Des leviers d’économies à peaufiner
Lancée en juin par le gouvernement, la perspective de doubler la franchise de 50 centimes d’euros sur les boîtes de médicaments et de 1 euro sur les consultations fait toujours débat, d’autant plus dans un contexte d’inflation. Mais la mesure ne figure pas dans le PLFSS présenté mercredi : « Cela fait partie des sujets » sur lesquels le ministre doit encore travailler, avec « une exigence », précise-t-il : que les personnes ayant besoin d’avoir un accès à des médicaments pour des maladies de longues durées « ne soient pas pénalisées ». « Il faut sortir le médicament de l’idée que ce serait un bien de consommation comme un autre », a toutefois déclaré Aurélien Rousseau à la sortie du conseil des Ministres. Pour lutter contre l’explosion des dépenses liées aux arrêts maladie, en hausse de 7,7 % d’après le Ministre, le gouvernement renforce les pouvoirs de contrôle de l’assurance maladie et des entreprises. Le médecin contrôleur mandaté par l’employeur –médecins agréés– pourra suspendre le versement des indemnités aux patients lorsqu’il estime l’arrêt injustifié, avec une possibilité de recours de l’assuré. Le texte limite aussi à trois jours la durée des arrêts prescrits par téléconsultation (sauf exceptions, notamment pour le médecin traitant). Cependant, comme sur le sujet des médicaments, l’ancien directeur de cabinet d’Élisabeth Borne a choisi d’écarter pour l’instant les mesures concernant les indemnités journalières : « On a considéré qu’on n’était pas assez avancés » sur le sujet, a précisé le Ministre, qui a cependant confirmé que le sujet serait prochainement sur la table.
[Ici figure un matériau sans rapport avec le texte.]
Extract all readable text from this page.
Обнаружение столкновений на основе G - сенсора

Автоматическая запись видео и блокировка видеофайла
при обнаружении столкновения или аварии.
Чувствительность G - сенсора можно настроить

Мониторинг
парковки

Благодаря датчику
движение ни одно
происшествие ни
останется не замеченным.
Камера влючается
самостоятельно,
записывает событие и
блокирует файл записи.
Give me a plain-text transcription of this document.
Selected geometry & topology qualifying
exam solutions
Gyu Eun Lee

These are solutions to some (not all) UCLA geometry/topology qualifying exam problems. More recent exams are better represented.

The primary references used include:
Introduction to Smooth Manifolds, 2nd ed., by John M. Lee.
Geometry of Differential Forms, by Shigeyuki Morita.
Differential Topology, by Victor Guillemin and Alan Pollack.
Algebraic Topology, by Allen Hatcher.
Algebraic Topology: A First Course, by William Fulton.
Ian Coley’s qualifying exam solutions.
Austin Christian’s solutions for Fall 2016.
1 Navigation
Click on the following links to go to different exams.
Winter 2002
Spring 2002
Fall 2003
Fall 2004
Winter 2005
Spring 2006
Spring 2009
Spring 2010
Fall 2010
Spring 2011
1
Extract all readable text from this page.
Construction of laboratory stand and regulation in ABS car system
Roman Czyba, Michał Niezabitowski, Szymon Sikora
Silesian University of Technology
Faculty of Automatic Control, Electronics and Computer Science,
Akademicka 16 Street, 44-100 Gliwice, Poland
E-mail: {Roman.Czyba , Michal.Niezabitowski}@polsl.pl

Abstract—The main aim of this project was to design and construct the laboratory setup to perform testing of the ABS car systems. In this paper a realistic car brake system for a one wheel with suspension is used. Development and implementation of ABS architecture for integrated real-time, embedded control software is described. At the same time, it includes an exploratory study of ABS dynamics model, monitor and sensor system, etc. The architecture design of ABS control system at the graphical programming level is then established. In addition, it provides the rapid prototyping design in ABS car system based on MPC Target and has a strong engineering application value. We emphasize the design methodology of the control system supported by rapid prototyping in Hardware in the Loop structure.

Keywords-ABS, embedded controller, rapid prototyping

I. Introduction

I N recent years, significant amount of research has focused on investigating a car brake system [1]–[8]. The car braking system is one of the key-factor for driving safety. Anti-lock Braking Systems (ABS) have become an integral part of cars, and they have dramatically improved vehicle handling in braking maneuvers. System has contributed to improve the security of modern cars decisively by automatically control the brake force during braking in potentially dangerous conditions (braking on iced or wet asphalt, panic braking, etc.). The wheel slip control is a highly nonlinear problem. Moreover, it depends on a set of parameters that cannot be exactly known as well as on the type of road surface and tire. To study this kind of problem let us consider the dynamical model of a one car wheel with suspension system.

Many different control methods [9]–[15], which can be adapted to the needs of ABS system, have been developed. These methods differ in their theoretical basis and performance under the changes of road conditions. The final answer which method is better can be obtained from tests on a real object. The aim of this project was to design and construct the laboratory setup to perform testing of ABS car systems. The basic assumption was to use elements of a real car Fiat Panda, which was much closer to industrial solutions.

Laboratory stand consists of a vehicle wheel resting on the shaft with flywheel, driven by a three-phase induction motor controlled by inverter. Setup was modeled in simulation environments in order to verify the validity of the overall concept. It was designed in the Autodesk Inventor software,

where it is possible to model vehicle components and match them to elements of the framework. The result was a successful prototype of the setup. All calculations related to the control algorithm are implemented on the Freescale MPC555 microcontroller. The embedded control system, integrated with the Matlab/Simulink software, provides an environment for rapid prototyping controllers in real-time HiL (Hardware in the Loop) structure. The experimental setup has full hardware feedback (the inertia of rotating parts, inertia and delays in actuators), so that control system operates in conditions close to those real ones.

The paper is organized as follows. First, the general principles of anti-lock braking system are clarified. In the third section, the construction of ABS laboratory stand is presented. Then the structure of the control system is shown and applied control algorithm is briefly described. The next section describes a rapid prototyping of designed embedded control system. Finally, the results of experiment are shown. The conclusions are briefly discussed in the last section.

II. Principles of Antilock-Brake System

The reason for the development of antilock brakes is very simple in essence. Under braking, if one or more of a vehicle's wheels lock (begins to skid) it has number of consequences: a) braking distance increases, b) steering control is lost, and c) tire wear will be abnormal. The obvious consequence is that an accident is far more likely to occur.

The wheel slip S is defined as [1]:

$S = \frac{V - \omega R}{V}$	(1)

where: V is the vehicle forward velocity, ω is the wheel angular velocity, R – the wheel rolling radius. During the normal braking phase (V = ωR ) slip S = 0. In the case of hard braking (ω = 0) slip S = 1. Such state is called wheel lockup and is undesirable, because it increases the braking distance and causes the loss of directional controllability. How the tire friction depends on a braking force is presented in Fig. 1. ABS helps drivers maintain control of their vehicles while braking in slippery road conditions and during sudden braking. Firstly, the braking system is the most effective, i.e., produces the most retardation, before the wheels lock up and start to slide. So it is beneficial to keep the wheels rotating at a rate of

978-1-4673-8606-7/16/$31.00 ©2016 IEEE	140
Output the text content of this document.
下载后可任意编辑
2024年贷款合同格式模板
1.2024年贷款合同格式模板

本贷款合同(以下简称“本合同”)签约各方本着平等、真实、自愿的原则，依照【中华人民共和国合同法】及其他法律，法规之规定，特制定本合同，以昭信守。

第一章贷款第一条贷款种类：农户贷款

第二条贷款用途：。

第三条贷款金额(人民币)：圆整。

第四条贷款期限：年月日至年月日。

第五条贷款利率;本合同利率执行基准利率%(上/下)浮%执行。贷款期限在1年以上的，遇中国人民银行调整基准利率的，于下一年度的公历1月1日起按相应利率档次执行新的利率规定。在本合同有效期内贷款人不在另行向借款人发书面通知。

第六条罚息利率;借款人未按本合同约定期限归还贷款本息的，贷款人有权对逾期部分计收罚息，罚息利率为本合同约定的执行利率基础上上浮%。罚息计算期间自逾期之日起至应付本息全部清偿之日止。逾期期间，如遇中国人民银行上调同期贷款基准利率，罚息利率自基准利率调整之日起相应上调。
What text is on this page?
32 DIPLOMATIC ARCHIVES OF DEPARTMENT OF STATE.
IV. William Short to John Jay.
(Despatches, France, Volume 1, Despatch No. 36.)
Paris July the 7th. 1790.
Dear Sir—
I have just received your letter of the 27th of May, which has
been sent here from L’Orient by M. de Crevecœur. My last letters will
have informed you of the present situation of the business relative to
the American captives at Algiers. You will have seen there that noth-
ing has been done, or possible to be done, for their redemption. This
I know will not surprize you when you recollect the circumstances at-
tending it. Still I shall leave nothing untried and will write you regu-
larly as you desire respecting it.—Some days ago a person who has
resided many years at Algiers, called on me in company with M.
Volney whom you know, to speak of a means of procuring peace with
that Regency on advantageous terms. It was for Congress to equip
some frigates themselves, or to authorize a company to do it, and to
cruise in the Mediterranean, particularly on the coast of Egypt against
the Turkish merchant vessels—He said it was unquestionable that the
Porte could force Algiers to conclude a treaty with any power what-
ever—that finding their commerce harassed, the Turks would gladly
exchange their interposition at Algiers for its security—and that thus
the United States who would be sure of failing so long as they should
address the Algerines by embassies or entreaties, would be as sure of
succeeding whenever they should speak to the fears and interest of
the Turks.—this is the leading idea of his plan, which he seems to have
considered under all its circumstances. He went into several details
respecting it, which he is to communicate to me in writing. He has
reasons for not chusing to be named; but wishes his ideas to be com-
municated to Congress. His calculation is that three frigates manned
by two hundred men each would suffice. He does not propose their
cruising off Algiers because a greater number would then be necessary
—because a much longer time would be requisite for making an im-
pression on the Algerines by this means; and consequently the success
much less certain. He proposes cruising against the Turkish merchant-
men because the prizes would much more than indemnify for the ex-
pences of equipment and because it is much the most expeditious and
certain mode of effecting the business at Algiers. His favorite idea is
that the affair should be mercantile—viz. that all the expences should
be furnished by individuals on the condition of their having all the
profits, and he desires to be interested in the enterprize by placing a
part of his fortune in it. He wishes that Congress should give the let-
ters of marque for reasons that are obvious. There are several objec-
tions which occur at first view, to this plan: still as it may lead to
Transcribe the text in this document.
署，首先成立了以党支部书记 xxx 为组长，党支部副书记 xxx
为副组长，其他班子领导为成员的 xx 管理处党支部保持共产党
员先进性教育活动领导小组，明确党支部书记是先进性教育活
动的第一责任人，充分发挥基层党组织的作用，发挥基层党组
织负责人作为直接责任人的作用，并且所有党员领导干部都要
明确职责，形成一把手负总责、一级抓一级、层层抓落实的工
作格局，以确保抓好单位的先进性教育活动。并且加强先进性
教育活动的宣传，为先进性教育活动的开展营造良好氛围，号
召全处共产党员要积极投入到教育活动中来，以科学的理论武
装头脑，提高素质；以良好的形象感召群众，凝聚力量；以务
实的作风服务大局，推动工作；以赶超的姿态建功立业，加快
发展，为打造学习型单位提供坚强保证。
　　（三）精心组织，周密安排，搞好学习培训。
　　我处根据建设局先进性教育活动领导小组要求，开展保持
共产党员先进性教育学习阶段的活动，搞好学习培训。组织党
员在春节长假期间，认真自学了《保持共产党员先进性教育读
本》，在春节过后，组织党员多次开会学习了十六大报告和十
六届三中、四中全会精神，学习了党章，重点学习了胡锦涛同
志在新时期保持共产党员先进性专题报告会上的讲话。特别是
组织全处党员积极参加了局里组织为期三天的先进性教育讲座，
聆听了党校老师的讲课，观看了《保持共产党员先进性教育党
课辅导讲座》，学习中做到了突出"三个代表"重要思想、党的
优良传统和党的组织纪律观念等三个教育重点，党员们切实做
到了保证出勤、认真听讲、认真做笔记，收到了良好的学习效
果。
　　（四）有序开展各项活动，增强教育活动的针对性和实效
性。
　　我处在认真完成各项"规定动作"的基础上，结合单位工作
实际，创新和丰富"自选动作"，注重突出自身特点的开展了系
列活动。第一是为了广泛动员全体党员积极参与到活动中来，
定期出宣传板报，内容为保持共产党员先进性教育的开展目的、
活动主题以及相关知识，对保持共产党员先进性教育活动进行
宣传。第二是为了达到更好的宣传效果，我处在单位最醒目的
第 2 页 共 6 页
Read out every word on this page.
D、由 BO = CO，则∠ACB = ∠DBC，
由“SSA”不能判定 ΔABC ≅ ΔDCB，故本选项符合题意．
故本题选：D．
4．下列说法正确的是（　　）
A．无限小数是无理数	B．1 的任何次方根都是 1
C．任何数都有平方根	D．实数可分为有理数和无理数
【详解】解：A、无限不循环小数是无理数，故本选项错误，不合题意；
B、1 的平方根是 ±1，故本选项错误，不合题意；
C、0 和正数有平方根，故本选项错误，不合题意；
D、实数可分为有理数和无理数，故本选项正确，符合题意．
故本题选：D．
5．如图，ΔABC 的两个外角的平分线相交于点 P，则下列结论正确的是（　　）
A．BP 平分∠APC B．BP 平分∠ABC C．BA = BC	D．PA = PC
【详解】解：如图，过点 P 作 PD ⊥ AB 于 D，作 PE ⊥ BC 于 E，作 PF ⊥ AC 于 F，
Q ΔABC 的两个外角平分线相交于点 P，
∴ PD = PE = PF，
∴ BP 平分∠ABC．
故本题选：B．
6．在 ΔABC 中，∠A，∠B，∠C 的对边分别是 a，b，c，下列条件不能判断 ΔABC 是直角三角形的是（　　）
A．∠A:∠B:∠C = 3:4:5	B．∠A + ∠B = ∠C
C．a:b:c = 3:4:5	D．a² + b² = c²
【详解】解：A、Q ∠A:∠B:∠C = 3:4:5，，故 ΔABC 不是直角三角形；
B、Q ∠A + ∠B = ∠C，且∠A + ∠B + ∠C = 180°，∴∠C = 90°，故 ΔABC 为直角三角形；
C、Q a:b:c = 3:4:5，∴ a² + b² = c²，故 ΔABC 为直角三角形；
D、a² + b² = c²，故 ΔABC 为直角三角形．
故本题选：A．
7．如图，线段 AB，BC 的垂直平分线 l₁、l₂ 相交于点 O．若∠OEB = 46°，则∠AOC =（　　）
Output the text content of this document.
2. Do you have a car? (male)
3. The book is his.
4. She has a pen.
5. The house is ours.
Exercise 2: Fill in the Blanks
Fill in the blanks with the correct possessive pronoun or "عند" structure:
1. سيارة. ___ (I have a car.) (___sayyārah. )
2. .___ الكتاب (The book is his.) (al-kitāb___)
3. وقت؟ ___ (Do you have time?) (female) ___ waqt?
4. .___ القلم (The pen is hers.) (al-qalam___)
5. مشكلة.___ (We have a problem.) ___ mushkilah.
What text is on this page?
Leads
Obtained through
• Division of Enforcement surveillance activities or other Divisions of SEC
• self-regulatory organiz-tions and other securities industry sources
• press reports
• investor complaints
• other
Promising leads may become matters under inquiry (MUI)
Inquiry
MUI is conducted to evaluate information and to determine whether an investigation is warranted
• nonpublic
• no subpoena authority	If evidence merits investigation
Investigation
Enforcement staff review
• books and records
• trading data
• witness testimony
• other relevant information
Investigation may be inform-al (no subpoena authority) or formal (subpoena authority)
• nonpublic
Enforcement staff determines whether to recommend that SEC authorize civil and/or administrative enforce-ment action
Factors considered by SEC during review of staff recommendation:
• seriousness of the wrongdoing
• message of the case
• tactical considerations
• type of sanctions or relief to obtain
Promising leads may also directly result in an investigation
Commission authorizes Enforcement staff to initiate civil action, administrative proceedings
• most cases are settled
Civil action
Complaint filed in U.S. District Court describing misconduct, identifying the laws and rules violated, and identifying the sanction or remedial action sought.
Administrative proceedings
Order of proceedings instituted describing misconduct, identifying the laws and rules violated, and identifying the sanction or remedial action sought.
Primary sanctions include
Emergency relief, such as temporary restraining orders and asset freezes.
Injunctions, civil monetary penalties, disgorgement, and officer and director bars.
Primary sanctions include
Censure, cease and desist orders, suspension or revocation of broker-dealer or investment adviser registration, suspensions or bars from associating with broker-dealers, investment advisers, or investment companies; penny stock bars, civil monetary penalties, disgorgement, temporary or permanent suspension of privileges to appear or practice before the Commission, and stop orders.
En parallèle, le gouvernement profite de ce PLFSS pour entériner des promesses de campagne d’Emmanuel Macron, ou des annonces déjà faites au cours des derniers mois, comme le financement de campagnes de vaccination contre le papillomavirus au collège, la prise en charge des préservatifs pour les moins de 26 ans, ou encore le remboursement de protections menstruelles pour les publics jeunes et précaires.
Au bilan, le déficit de la Sécurité sociale est plus important que prévu dans la dernière loi de financement en avril : il est estimé à 8,8 milliards d’euros en 2023, puis 11,2 milliards en 2024. Les comptes sont notamment plombés par la hausse des dépenses de l’Assurance maladie. Par ailleurs, les dépenses de santé risquent en 2024 de « s’avérer plus élevées que prévu », estime dans un avis le Haut conseil des finances publiques, qui juge optimistes certaines prévisions de dépenses et d’économies. Si la loi de financement de la Sécurité Sociale (LFSS) détermine les conditions nécessaires à l’équilibre budgétaire de la Sécurité sociale, elle fixe seulement les objectifs de dépenses en fonction des prévisions de recettes, et n’a pas de portée budgétaire contraignante.